Steven Spielberg is a director who is matched by few others in terms of commercial and critical reception. If any filmmaker has built up collateral for interest in a dramatization of his life, it’s him. That’s what The Fabelmans is — a lovingly effective autobiographical drama with stunning performances.
As I’ve written before, there are some filmmakers I call dream-makers instead. Spielberg is one of them. The dreams he crafts often incorporate themes of family and the wonder of childhood. They can appear in his work even when the film is about something like dinosaurs. And, indeed, this film is an example of the perfectly honed execution of those themes. You can add in a love of movie art itself, too. Not in the sense of the industry celebrating itself but in the sense of one person’s consuming love of the art of cinema. The Fabelmans is more than just a coming-of-age story or a family drama or a tribute to movies, it’s a superb viewing experience itself.
“You do what your heart says you have to.”
In 1952, little Sammy Fabelman’s parents take him to the movies for the first time to see The Greatest Show on Earth. The experience profoundly affects him, particularly the train crash in the film. He wants to film his own version of it. From then on, Sammy (played by Gabriel LaBelle when older) is rarely without a camera. His frequent subject at first is his family: mom Mitzi (played by Michelle Williams), dad Burt (Paul Dano), and 3 sisters. Mitzi was a fine pianist. Burt, meanwhile, is an engineer in the early computer industry. “In this family, it’s the artists versus the scientists,” Mitzi says.
Of course, that means Mitzi encourages her son’s filmmaking while Burt constantly calls it a hobby. He says it’s not “something real…something that you can use.” Burt has a difficult time understanding how formative Sammy’s passion for film is. He does make an effort sometimes, though, such as when he asks Sammy to make a film out of their family vacation footage to cheer Mitzi up after the loss of her mom. He’s also capable of recognizing how good Sammy’s short films are. He makes a Western after seeing The Man Who Shot Liberty Valance and later a World War 2 film to earn a Scout photography badge. They are delightful and well done.

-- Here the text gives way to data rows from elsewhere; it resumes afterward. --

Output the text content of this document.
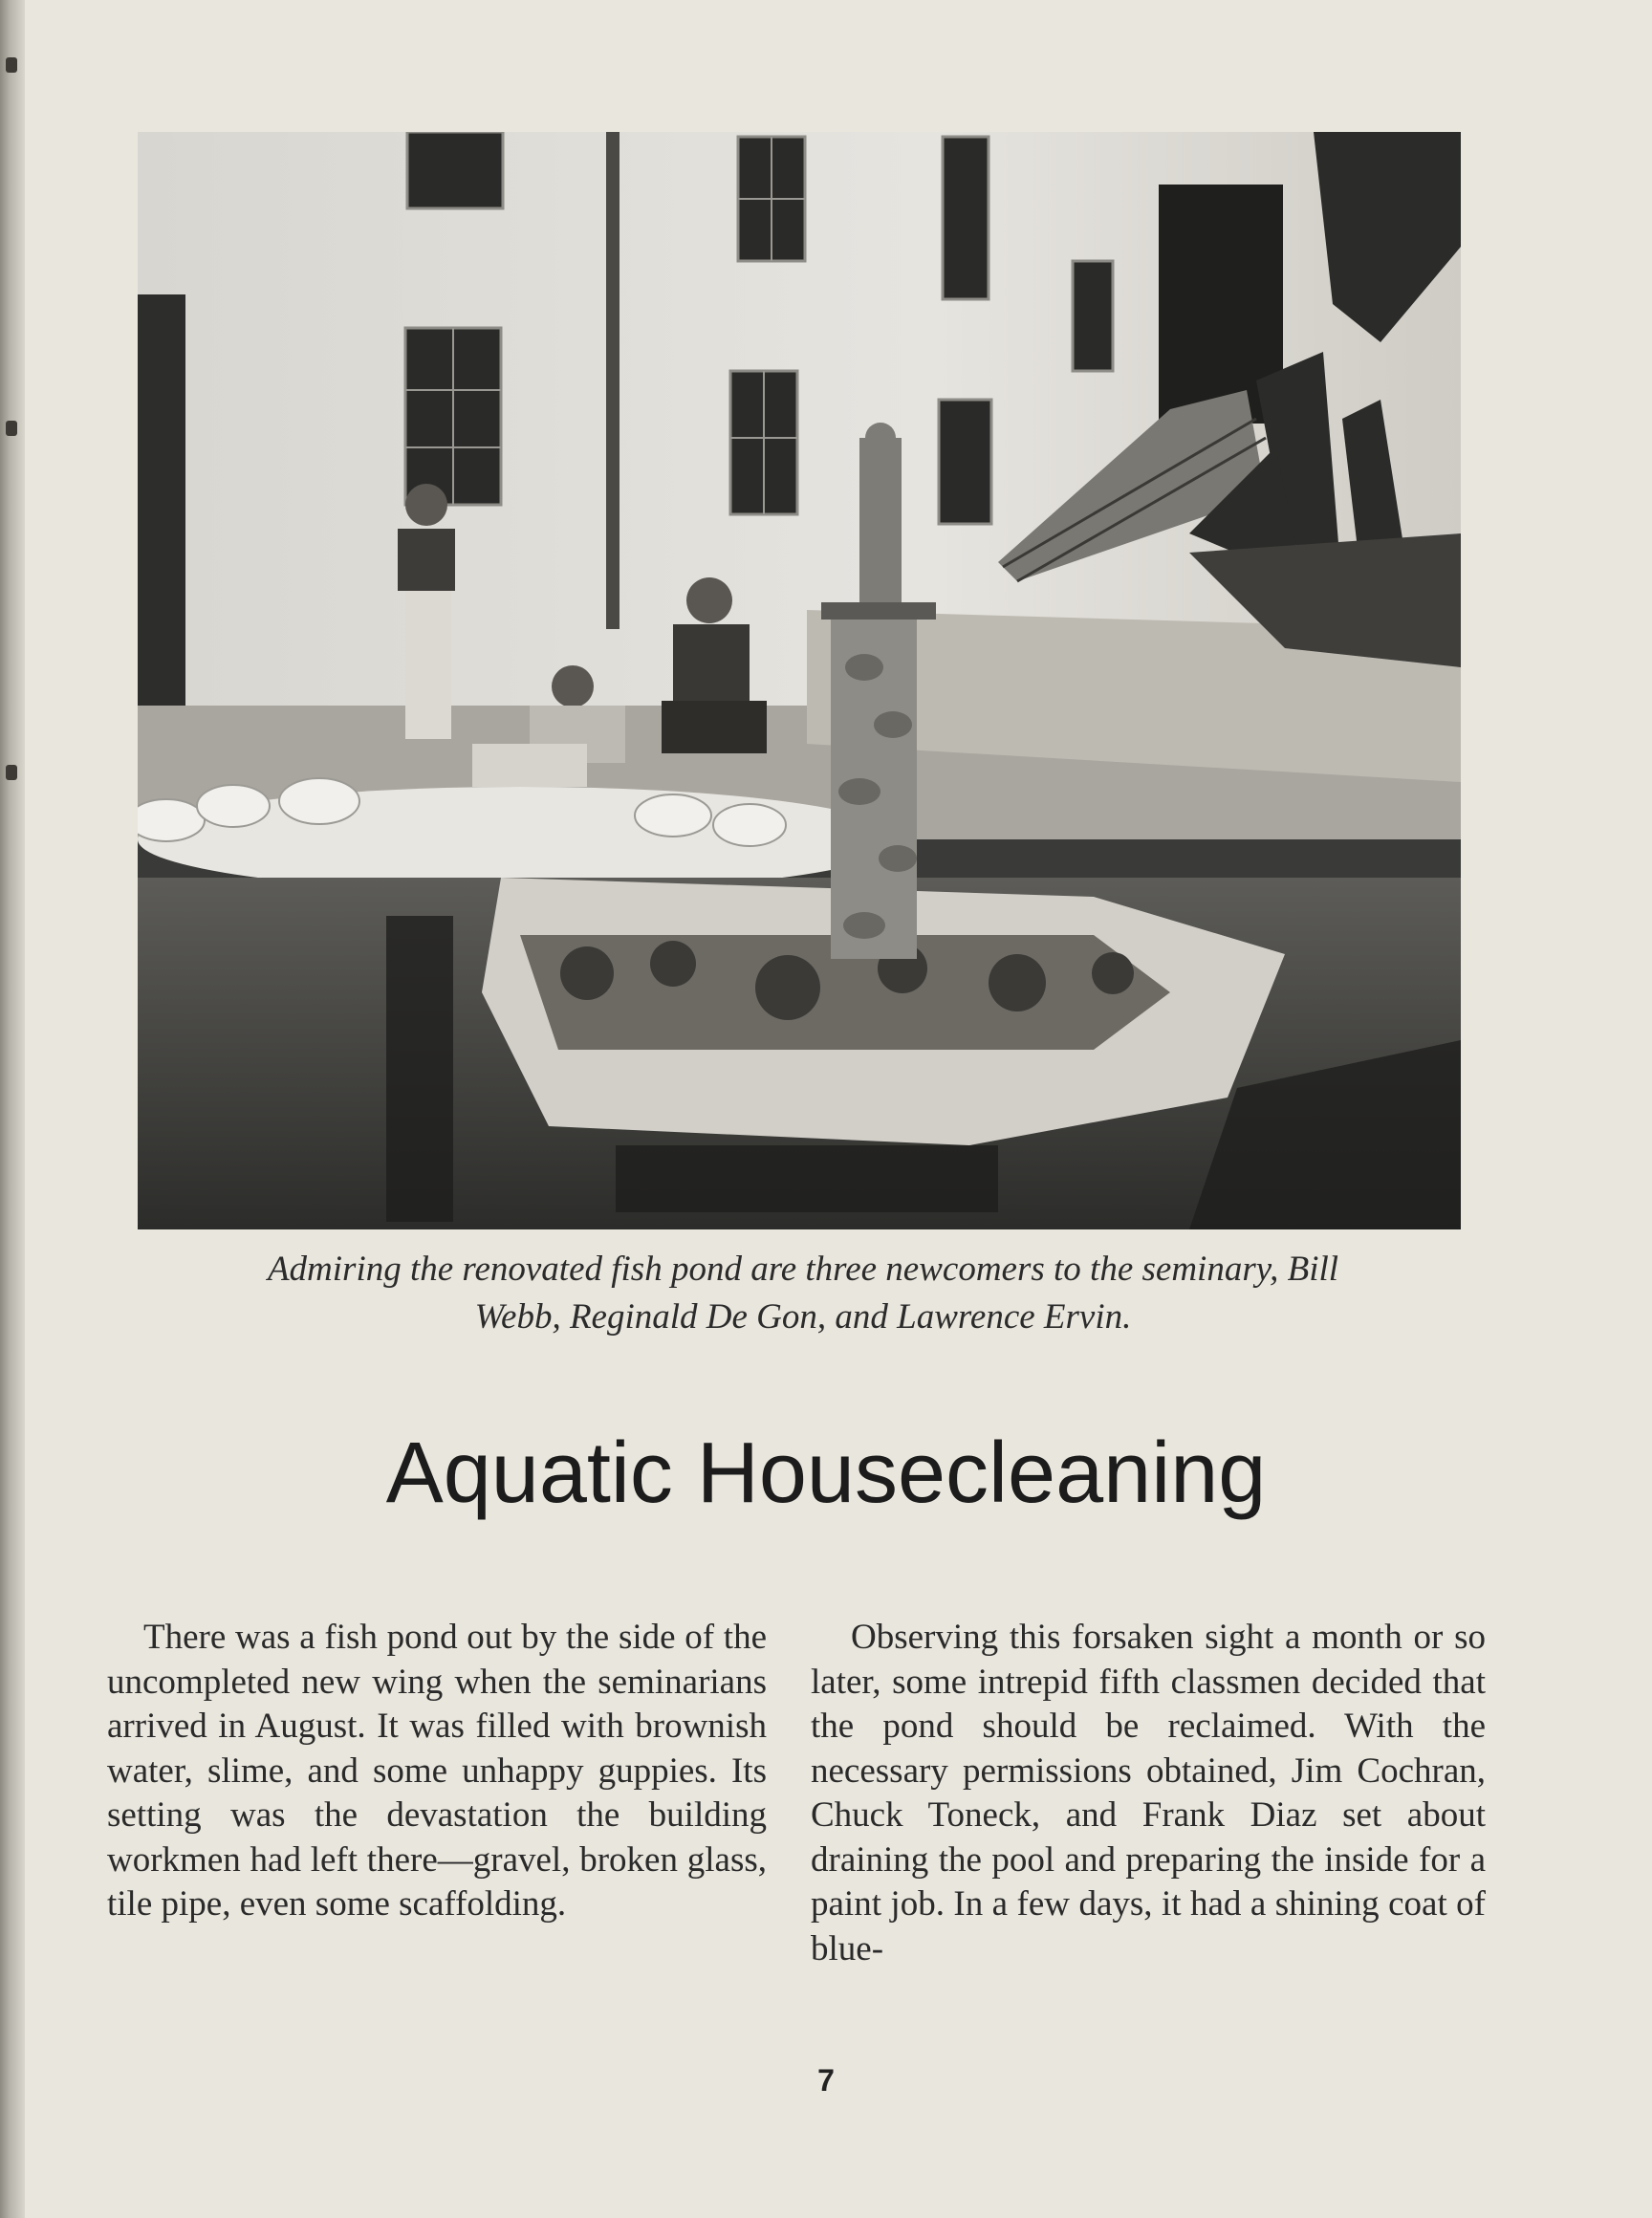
Admiring the renovated fish pond are three newcomers to the seminary, Bill
Webb, Reginald De Gon, and Lawrence Ervin.
Aquatic Housecleaning

There was a fish pond out by the side of the uncompleted new wing when the seminarians arrived in August. It was filled with brownish water, slime, and some unhappy guppies. Its setting was the devastation the building workmen had left there—gravel, broken glass, tile pipe, even some scaffolding.

Observing this forsaken sight a month or so later, some intrepid fifth classmen decided that the pond should be reclaimed. With the necessary permissions obtained, Jim Cochran, Chuck Toneck, and Frank Diaz set about draining the pool and preparing the inside for a paint job. In a few days, it had a shining coat of blue-

7
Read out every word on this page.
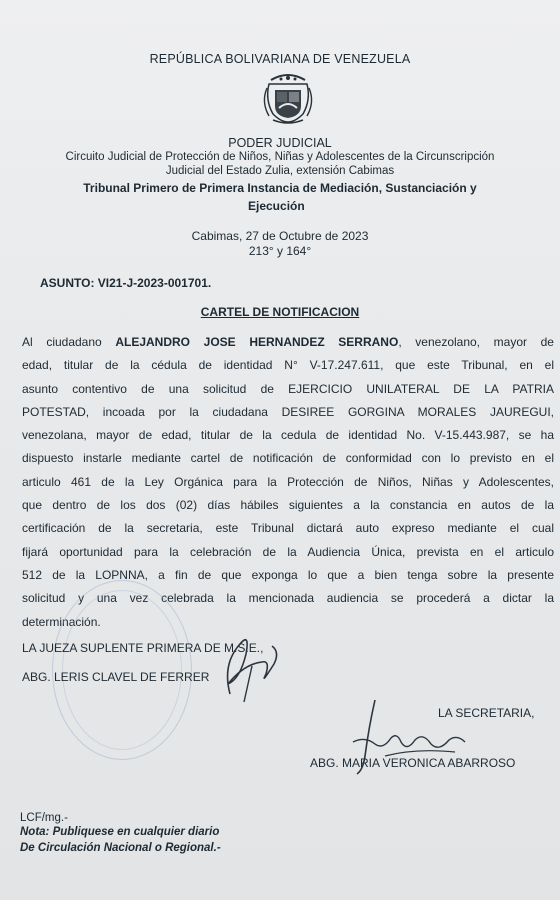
REPÚBLICA BOLIVARIANA DE VENEZUELA
PODER JUDICIAL
Circuito Judicial de Protección de Niños, Niñas y Adolescentes de la Circunscripción
Judicial del Estado Zulia, extensión Cabimas
Tribunal Primero de Primera Instancia de Mediación, Sustanciación y
Ejecución
Cabimas, 27 de Octubre de 2023
213° y 164°
ASUNTO: VI21-J-2023-001701.
CARTEL DE NOTIFICACION
Al ciudadano ALEJANDRO JOSE HERNANDEZ SERRANO, venezolano, mayor de
edad, titular de la cédula de identidad N° V-17.247.611, que este Tribunal, en el
asunto contentivo de una solicitud de EJERCICIO UNILATERAL DE LA PATRIA
POTESTAD, incoada por la ciudadana DESIREE GORGINA MORALES JAUREGUI,
venezolana, mayor de edad, titular de la cedula de identidad No. V-15.443.987, se ha
dispuesto instarle mediante cartel de notificación de conformidad con lo previsto en el
articulo 461 de la Ley Orgánica para la Protección de Niños, Niñas y Adolescentes,
que dentro de los dos (02) días hábiles siguientes a la constancia en autos de la
certificación de la secretaria, este Tribunal dictará auto expreso mediante el cual
fijará oportunidad para la celebración de la Audiencia Única, prevista en el articulo
512 de la LOPNNA, a fin de que exponga lo que a bien tenga sobre la presente
solicitud y una vez celebrada la mencionada audiencia se procederá a dictar la
determinación.
LA JUEZA SUPLENTE PRIMERA DE M.S.E.,
ABG. LERIS CLAVEL DE FERRER
LA SECRETARIA,
ABG. MARIA VERONICA ABARROSO
LCF/mg.-
Nota: Publiquese en cualquier diario
De Circulación Nacional o Regional.-
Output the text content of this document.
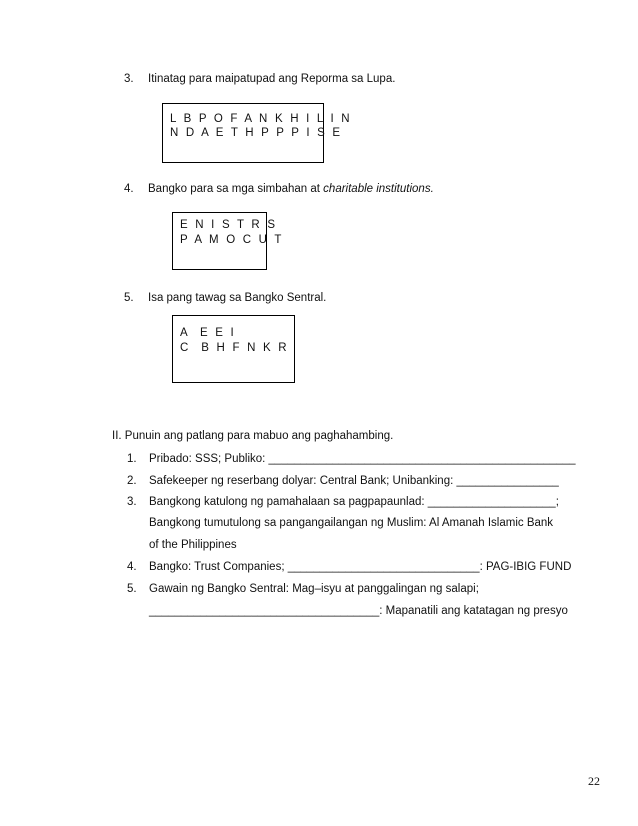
3. Itinatag para maipatupad ang Reporma sa Lupa.
L B P O F A N K H I L I N
N D A E T H P P P I S E
4. Bangko para sa mga simbahan at charitable institutions.
E N I S T R S
P A M O C U T
5. Isa pang tawag sa Bangko Sentral.
A  E E I
C  B H F N K R
II. Punuin ang patlang para mabuo ang paghahambing.
1. Pribado: SSS; Publiko: ________________________________________________
2. Safekeeper ng reserbang dolyar: Central Bank; Unibanking: ________________
3. Bangkong katulong ng pamahalaan sa pagpapaunlad: ____________________;
Bangkong tumutulong sa pangangailangan ng Muslim: Al Amanah Islamic Bank
of the Philippines
4. Bangko: Trust Companies; ______________________________: PAG-IBIG FUND
5. Gawain ng Bangko Sentral: Mag–isyu at panggalingan ng salapi;
____________________________________: Mapanatili ang katatagan ng presyo
22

What is not so delightful is what happens when Burt’s job transfer takes them all to northern California. After previously living in New Jersey and Arizona, the change is a shock. The Fabelmans are Jewish and Sammy faces more anti-Semitism than he has ever experienced before. The bullies are truly awful. Filmmaking turns out to be what makes the situation better for Sammy. He also goes through the ups and downs of first love. Making movies is something that is there for Sammy as adolescence and adulthood loom on the horizon.
“So he could get some kind of control over it.”
LaBelle is quite good with all this material, giving a very natural performance. Williams is spectacular. I would say her turn here is award-worthy. Mitzi is fragile and unpredictable but also fierce in an almost covert way. The bulk of the drama required by the script falls on Williams’ shoulders. Sammy realizes as he is editing the family trip film that his mother is in love with Burt’s friend and colleague, Bennie (a very good Seth Rogen). This eventually ends the Fabelmans’ marriage, which is difficult for all the kids.
But that’s a part of what maturing into an adult is about: learning to see your parents as real people with strengths and flaws of their own. Spielberg and his co-writer, Pulitzer winner Tony Kushner, understand that. They create a shape to these scenes that flow almost effortlessly into the next. This is an excellent screenplay. Viewers can’t help but respect Spielberg for being so straightforward about his early life. What could’ve been uncomfortable instead feels more relatable. As for other areas, the editing by Sarah Broshar and Michael Kahn is noticeably outstanding, while the score is a treat as well. No surprise, as it’s the work of Spielberg’s frequent collaborator, John Williams. I also won’t forgive myself if I forget to mention Judd Hirsch‘s scene-stealing appearance as Mitzi’s uncle Boris.
He’s not the only scene-stealer, though. This film ends with what might be the strongest moment in the film, believe it or not. Sammy is living with Burt in southern California while attending college. Burt is now more supportive of Sammy’s entertainment aspirations, and Sammy gets an interview at CBS. While there, the executive offers to introduce Sammy to a legend. Sammy is led in to meet John Ford himself, the man who directed The Man Who Shot Liberty Valance, which Sammy watched earlier in the film. Famed filmmaker David Lynch plays the classic Hollywood director. That’s right, one dream-maker is playing another! Whereas Ford’s dreams are sturdy and classically constructed, Lynch’s are surreal and verging on nightmares. And yet, the casting works. Ford gives Sammy advice about framing in an abrasive style and then Sammy leaves to walk the studio lot, his future before him.
What is universal about growing up and what is so essential about film art mingle together to create storytelling magic in The Fabelmans and behind it is one of the best dream-makers of them all.
The Fabelmans is now playing in theaters.